Blaming a "rapid deterioration" in consumer IT spending, Hewlett-Packard on Wednesday said its second-quarter earnings and revenue will fall short of estimates.
HP also said it would lay off up to 3,000 people in management positions as part of broader cost-cutting moves.
Shares ticked up a bit on the news, rising 95 cents to $30.20 shortly after the opening bell.
The company now expects to see earnings of between 13 cents and 17 cents per share for the second quarter, compared with the 44 cents per share it earned a year ago. The figures include a $150m charge to write off consumer product inventory. Wall Street analysts were expecting the company to record earnings of about 35 cents per share, according to First Call.
Revenue should be 2 percent to 4 percent lower than the $11.9bn recorded in the first quarter, according to the company. Analysts were hoping to see HP record revenue of $12.19bn, according to First Call.
In an effort to trim costs, the company said it would tighten discretionary spending and require employees to take time off, in addition to the job cuts.
Earlier this year, HP announced plans to lay off 1,700 employees in marketing jobs.
Chief executive Carly Fiorina said that the company wasn’t able to predict how badly it would be affected by economic factors when it previously issued guidance about its results.
"At this time, it is quite clear that the US downturn in the consumer market is now spreading to other regions, notably Europe," she said.
In an echo of comments she made last month, Fiorina said recent market data suggests that Europe is seeing a slowdown in PC sales similar to the one in the United States, with "growing softness in the retail sector and increasingly competitive pricing, followed by a more subtle but just as meaningful slowdown in the enterprise space".
HP did see a slight improvement in its enterprise business, Fiorina added, saying that revenue for that division should be flat or slightly higher than in the first quarter.
"Obviously we are talking about -- recovery is too strong a word -- but based on what we know we know, second quarter being a bottom," she said, adding that "I say that with great caution."
The company’s earlier forecasts had been predicated on no further deterioration in the United States, no slowdown Europe and stable exchange rates, and "unfortunately our concerns were warranted", she said.
Consumer PC sales in Europe showed strong gains in 2000, she said, but growth "evaporated" this year.
In the printer arena, the company plans to continue to fight it out to maintain market share, with a focus on the low end.
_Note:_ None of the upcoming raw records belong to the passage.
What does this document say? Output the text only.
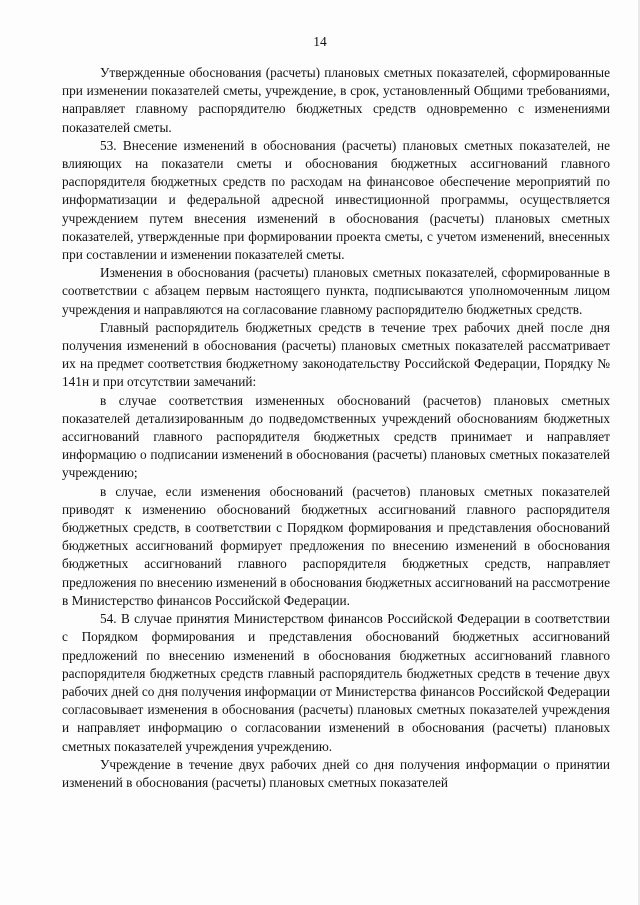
14

Утвержденные обоснования (расчеты) плановых сметных показателей, сформированные при изменении показателей сметы, учреждение, в срок, установленный Общими требованиями, направляет главному распорядителю бюджетных средств одновременно с изменениями показателей сметы.

53. Внесение изменений в обоснования (расчеты) плановых сметных показателей, не влияющих на показатели сметы и обоснования бюджетных ассигнований главного распорядителя бюджетных средств по расходам на финансовое обеспечение мероприятий по информатизации и федеральной адресной инвестиционной программы, осуществляется учреждением путем внесения изменений в обоснования (расчеты) плановых сметных показателей, утвержденные при формировании проекта сметы, с учетом изменений, внесенных при составлении и изменении показателей сметы.

Изменения в обоснования (расчеты) плановых сметных показателей, сформированные в соответствии с абзацем первым настоящего пункта, подписываются уполномоченным лицом учреждения и направляются на согласование главному распорядителю бюджетных средств.

Главный распорядитель бюджетных средств в течение трех рабочих дней после дня получения изменений в обоснования (расчеты) плановых сметных показателей рассматривает их на предмет соответствия бюджетному законодательству Российской Федерации, Порядку № 141н и при отсутствии замечаний:

в случае соответствия измененных обоснований (расчетов) плановых сметных показателей детализированным до подведомственных учреждений обоснованиям бюджетных ассигнований главного распорядителя бюджетных средств принимает и направляет информацию о подписании изменений в обоснования (расчеты) плановых сметных показателей учреждению;

в случае, если изменения обоснований (расчетов) плановых сметных показателей приводят к изменению обоснований бюджетных ассигнований главного распорядителя бюджетных средств, в соответствии с Порядком формирования и представления обоснований бюджетных ассигнований формирует предложения по внесению изменений в обоснования бюджетных ассигнований главного распорядителя бюджетных средств, направляет предложения по внесению изменений в обоснования бюджетных ассигнований на рассмотрение в Министерство финансов Российской Федерации.

54. В случае принятия Министерством финансов Российской Федерации в соответствии с Порядком формирования и представления обоснований бюджетных ассигнований предложений по внесению изменений в обоснования бюджетных ассигнований главного распорядителя бюджетных средств главный распорядитель бюджетных средств в течение двух рабочих дней со дня получения информации от Министерства финансов Российской Федерации согласовывает изменения в обоснования (расчеты) плановых сметных показателей учреждения и направляет информацию о согласовании изменений в обоснования (расчеты) плановых сметных показателей учреждения учреждению.

Учреждение в течение двух рабочих дней со дня получения информации о принятии изменений в обоснования (расчеты) плановых сметных показателей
HP did cancel plans to increase capacity for the high-end inkjet business, but Fiorina noted that "we are simply not willing to relinquish any ground in this market".
As for PCs, she said, HP will be "pursuing profitability as opposed to share growth".
Merrill Lynch analyst Thomas Kraemer, however, noted that "the losses for printer hardware and PCs are starting to mount. We do not believe that HP has good visibility here."
HP is not alone among major PC makers in its recent struggles. Compaq Computer said last month that it would miss estimates for the first quarter and cut 5,000 jobs. Dell Computer reported earlier this month that it would post its first quarterly revenue decline in 17 years.
Market research firm Dataquest said last month that worldwide PC sales would grow just over 10 percent, about four points slower than a year ago. And Merrill Lynch analyst Steve Fortuna recently cut his worldwide PC unit growth to 7 percent from 12.5 percent and lowered revenue growth to minus 2.8 percent.
But some companies have indicated that things may be turning around. Intel said Tuesday that its PC sales had stabilised, although weakness in that sector was partially responsible for the chip giant’s drop in revenue.